ADR-0234accepted

Docs Pipeline v2 — Artifact-Chain Architecture with Workload Queue

2026-03-17T00:00:00.000Z

Context

The current docs-ingest pipeline (602 PDFs, 145K chunks) has three problems:

Garbage extraction: pypdf dumps flat text — no tables, no headings, no reading order. opendataloader-pdf (just installed) produces structured markdown but the pipeline wasn’t designed around it.
No intermediate artifacts: The pipeline extracts text to /tmp, processes it in memory, indexes to Typesense, then deletes the temp file. If you change chunking strategy, embedding model, or summary prompt, you must re-extract every PDF from scratch. Every stage is coupled.
No batch orchestration: Re-indexing 602 PDFs requires manually firing events. No progress tracking, no resume-on-failure, no workload shaping.

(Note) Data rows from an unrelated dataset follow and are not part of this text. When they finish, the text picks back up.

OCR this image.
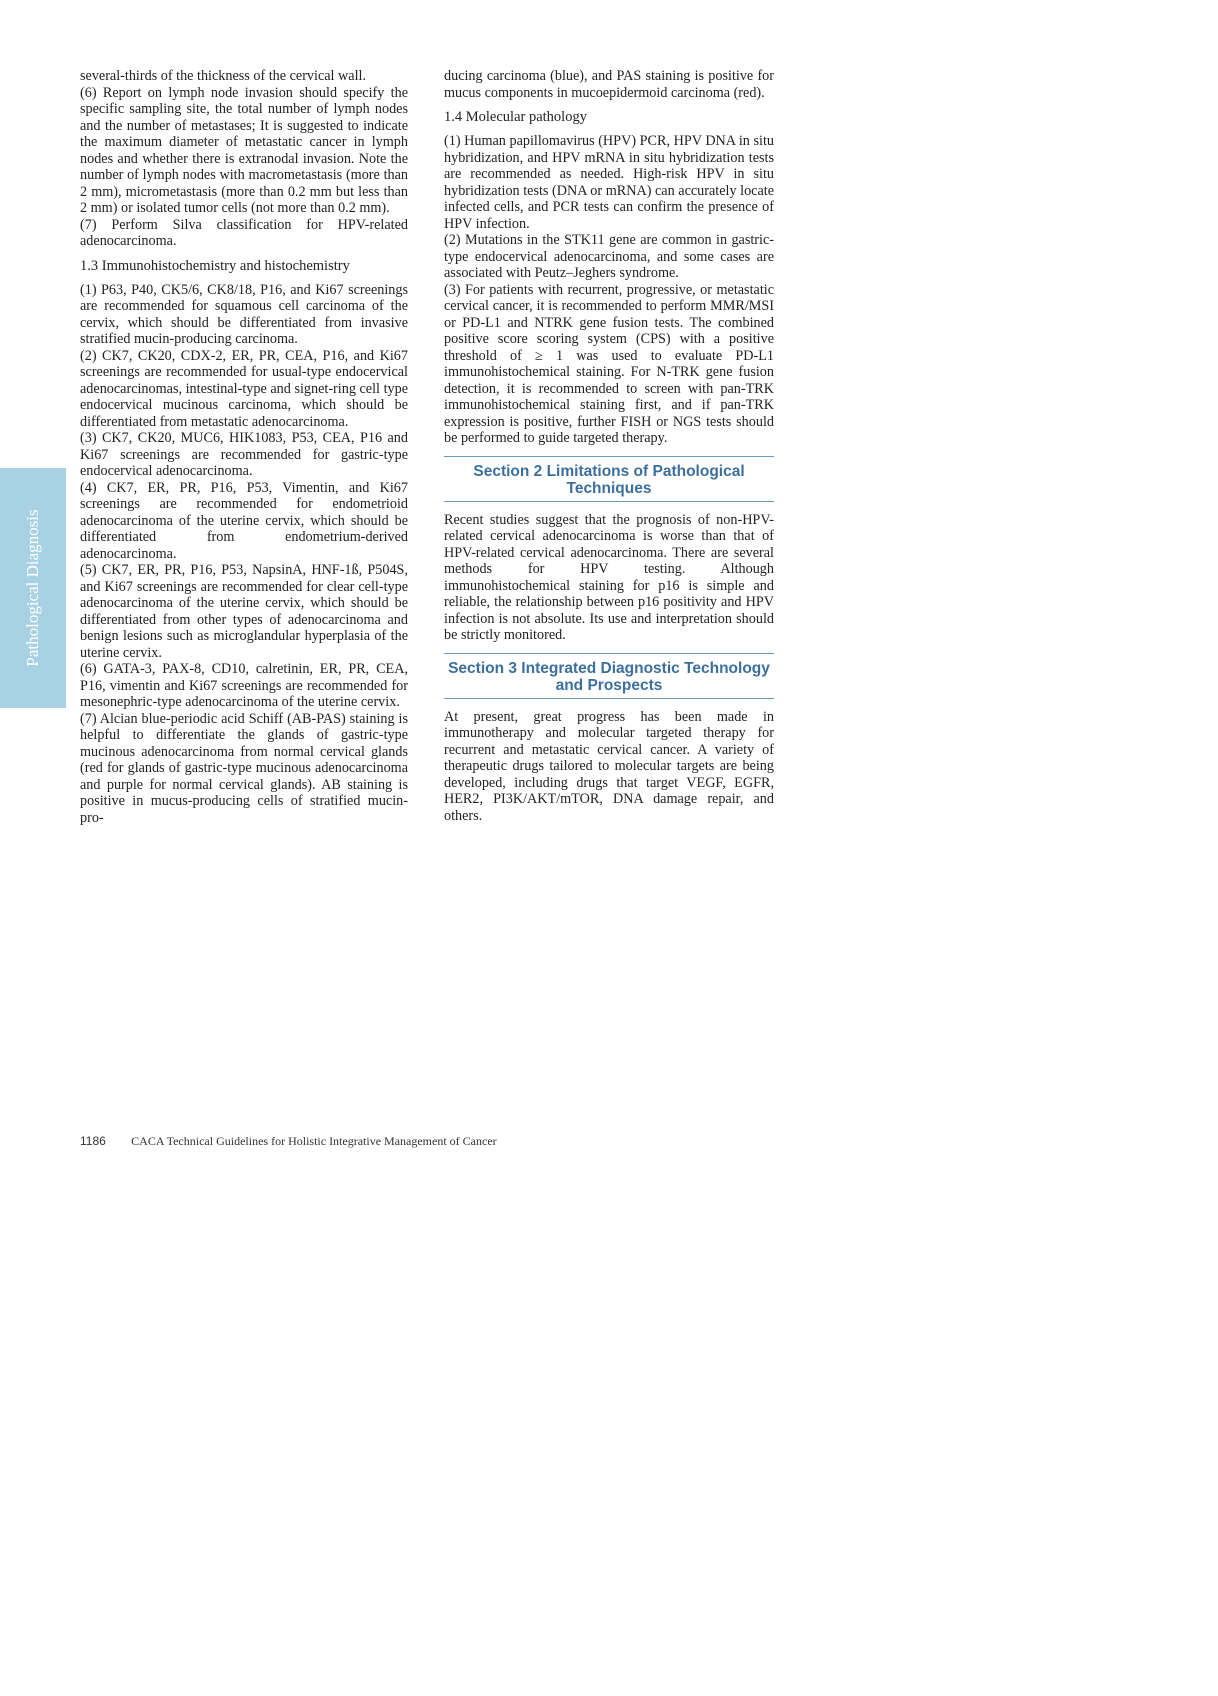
Pathological Diagnosis

several-thirds of the thickness of the cervical wall.

(6) Report on lymph node invasion should specify the specific sampling site, the total number of lymph nodes and the number of metastases; It is suggested to indicate the maximum diameter of metastatic cancer in lymph nodes and whether there is extranodal invasion. Note the number of lymph nodes with macrometastasis (more than 2 mm), micrometastasis (more than 0.2 mm but less than 2 mm) or isolated tumor cells (not more than 0.2 mm).

(7) Perform Silva classification for HPV-related adenocarcinoma.

1.3 Immunohistochemistry and histochemistry

(1) P63, P40, CK5/6, CK8/18, P16, and Ki67 screenings are recommended for squamous cell carcinoma of the cervix, which should be differentiated from invasive stratified mucin-producing carcinoma.

(2) CK7, CK20, CDX-2, ER, PR, CEA, P16, and Ki67 screenings are recommended for usual-type endocervical adenocarcinomas, intestinal-type and signet-ring cell type endocervical mucinous carcinoma, which should be differentiated from metastatic adenocarcinoma.

(3) CK7, CK20, MUC6, HIK1083, P53, CEA, P16 and Ki67 screenings are recommended for gastric-type endocervical adenocarcinoma.

(4) CK7, ER, PR, P16, P53, Vimentin, and Ki67 screenings are recommended for endometrioid adenocarcinoma of the uterine cervix, which should be differentiated from endometrium-derived adenocarcinoma.

(5) CK7, ER, PR, P16, P53, NapsinA, HNF-1ß, P504S, and Ki67 screenings are recommended for clear cell-type adenocarcinoma of the uterine cervix, which should be differentiated from other types of adenocarcinoma and benign lesions such as microglandular hyperplasia of the uterine cervix.

(6) GATA-3, PAX-8, CD10, calretinin, ER, PR, CEA, P16, vimentin and Ki67 screenings are recommended for mesonephric-type adenocarcinoma of the uterine cervix.

(7) Alcian blue-periodic acid Schiff (AB-PAS) staining is helpful to differentiate the glands of gastric-type mucinous adenocarcinoma from normal cervical glands (red for glands of gastric-type mucinous adenocarcinoma and purple for normal cervical glands). AB staining is positive in mucus-producing cells of stratified mucin-pro-

ducing carcinoma (blue), and PAS staining is positive for mucus components in mucoepidermoid carcinoma (red).

1.4 Molecular pathology

(1) Human papillomavirus (HPV) PCR, HPV DNA in situ hybridization, and HPV mRNA in situ hybridization tests are recommended as needed. High-risk HPV in situ hybridization tests (DNA or mRNA) can accurately locate infected cells, and PCR tests can confirm the presence of HPV infection.

(2) Mutations in the STK11 gene are common in gastric-type endocervical adenocarcinoma, and some cases are associated with Peutz–Jeghers syndrome.

(3) For patients with recurrent, progressive, or metastatic cervical cancer, it is recommended to perform MMR/MSI or PD-L1 and NTRK gene fusion tests. The combined positive score scoring system (CPS) with a positive threshold of ≥ 1 was used to evaluate PD-L1 immunohistochemical staining. For N-TRK gene fusion detection, it is recommended to screen with pan-TRK immunohistochemical staining first, and if pan-TRK expression is positive, further FISH or NGS tests should be performed to guide targeted therapy.

Section 2 Limitations of Pathological Techniques

Recent studies suggest that the prognosis of non-HPV-related cervical adenocarcinoma is worse than that of HPV-related cervical adenocarcinoma. There are several methods for HPV testing. Although immunohistochemical staining for p16 is simple and reliable, the relationship between p16 positivity and HPV infection is not absolute. Its use and interpretation should be strictly monitored.

Section 3 Integrated Diagnostic Technology and Prospects

At present, great progress has been made in immunotherapy and molecular targeted therapy for recurrent and metastatic cervical cancer. A variety of therapeutic drugs tailored to molecular targets are being developed, including drugs that target VEGF, EGFR, HER2, PI3K/AKT/mTOR, DNA damage repair, and others.

1186 CACA Technical Guidelines for Holistic Integrative Management of Cancer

Research findings (Pinecone, Weaviate, arxiv “Chunk Twice Embed Once”, Id8, Anthropic):

Document-based chunking on markdown headings outperforms fixed-size and semantic chunking for structured documents
Recursive chunking with no overlap (R100-0) achieves 45% higher precision than overlapping approaches
Context inheritance (prepending parent heading/summary to each chunk) improves retrieval 2-18%
Retrieval-tuned embedding models (nomic-embed-text-v1.5, E5, bge) substantially outperform general-purpose MiniLM
Typesense has ts/nomic-embed-text-v1.5 built-in — no external API needed

Decision

Staged Artifact Pipeline

Each stage produces a durable artifact on disk. Stages are independently re-runnable. Later stages consume artifacts from earlier stages, not raw source files.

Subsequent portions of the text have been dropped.